Era un sacerdote con el manteo recogido sobre el brazo y la teja en la mano.

—Buenos días, don Bernardo —lo saludó Diéguez—. Le presento a don Matías Marculeta, de la Intendencia General de la policía. Don Bernardo de Oteiza es el párroco de Santa Escolástica.

—Sólo soy su compañero de fatigas —añadió con humildad don Matías.

—¿Buscan alguna cosa? —preguntó el párroco con cara de pocos amigos.

—Hacemos pesquisas sobre las muertes…

—¡La gente está soliviantada con esa historia del verdugo de la Inquisición! —El sacerdote se encasquetó la teja y recolocó el manteo sobre su brazo.

—No es para menos —respondió Diéguez.

—En fin, queden con Dios. ¡A ver si consiguen descubrir a ese sujeto! ¡Es un peligro que ande suelto!

El párroco se perdió por la calleja. Hacía algunos días que dudaba si hacía bien con no declarar lo que sabía. Lo enervaba la muerte de doña Cecilia y, más aún, las cosas que oía decir sobre ella. Don Matías y Diéguez decidieron marcharse. Faltaban pocos minutos para la reunión. Llegaron con tiempo, pero tuvieron que hacer antesala. Pedrosa se mostró frío, incluso descortés, cuando supo que los avances eran limitados e indicaban que no parecía haber un grupo detrás de los asesinatos.

—No podemos asegurarlo, pero todos los indicios apuntan en esa dirección.

—¡Un solo individuo no puede llevar los cadáveres a los lugares donde han sido expuestos! ¡Eso es imposible! —clamó Pedrosa.

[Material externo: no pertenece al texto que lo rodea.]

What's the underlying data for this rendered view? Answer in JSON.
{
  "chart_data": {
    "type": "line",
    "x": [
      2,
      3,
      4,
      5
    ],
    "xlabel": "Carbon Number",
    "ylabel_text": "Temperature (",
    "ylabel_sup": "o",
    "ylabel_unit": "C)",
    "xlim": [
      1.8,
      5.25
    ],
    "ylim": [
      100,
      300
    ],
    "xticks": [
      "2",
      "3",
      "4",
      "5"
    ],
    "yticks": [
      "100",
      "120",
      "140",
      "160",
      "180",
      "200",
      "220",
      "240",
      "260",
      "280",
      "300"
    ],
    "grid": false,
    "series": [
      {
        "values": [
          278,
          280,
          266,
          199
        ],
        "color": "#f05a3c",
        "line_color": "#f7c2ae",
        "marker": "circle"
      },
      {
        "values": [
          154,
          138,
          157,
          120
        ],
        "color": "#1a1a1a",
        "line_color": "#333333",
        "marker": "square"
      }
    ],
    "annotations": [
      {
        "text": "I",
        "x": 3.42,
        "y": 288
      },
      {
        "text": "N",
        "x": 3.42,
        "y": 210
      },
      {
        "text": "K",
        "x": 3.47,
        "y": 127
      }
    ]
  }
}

—No lo es, al menos en el primero de los crímenes —replicó don Matías—. Un sujeto llevó el cadáver a la ermita de San Antón. Lo confirma el ermitaño.

—¿Da usted algún crédito a ese viejo chiflado? ¿Por qué no se lo dijo cuando apareció el cadáver? —Recriminó a Diéguez con la mirada.

—El señor subdelegado recordará que no he estado en el caso hasta que apareció el cadáver de doña Cecilia Coello de Portugal.

Pedrosa dio un puñetazo en la mesa.

—¡Podía haber esclarecido algo en todo este tiempo!

Diéguez iba a decir algo, pero don Matías fue más rápido.

—En mi opinión, el agente ha realizado una labor meritoria. No pierda de vista que estamos ante unos asesinatos poco comunes. Los asesinos no suelen exponer al público a sus víctimas, más bien al contrario, tratan de ocultar las pruebas de su delito.

—¡No se avanza en la investigación! —Pedrosa estaba descompuesto.

—Insisto en que las cosas no son fáciles. A propósito, necesitaríamos un par de hombres para recorrer los templos donde se exponen los sambenitos.

—¿Para qué? —Pedrosa se mostraba insolente.

—Para comprobar si falta alguno.

El subdelegado miró fijamente a don Matías.

—¿Han descubierto algo que no me han dicho? —preguntó suspicaz.

—El cadáver que apareció en Puerta Elvira llevaba un sambenito…

—¡Eso ya lo sabemos!

—Pero quizá el subdelegado ignore que se trataba de un sambenito usado. Posiblemente robado de los que se exhiben en algunas iglesias.

—¡Habrían denunciado el robo!

—Es posible —concedió don Matías—. Pero ¿perdemos algo con averiguarlo?

—¡Espero que no sea una pérdida de tiempo!

—Eso es algo que jamás se sabe de antemano.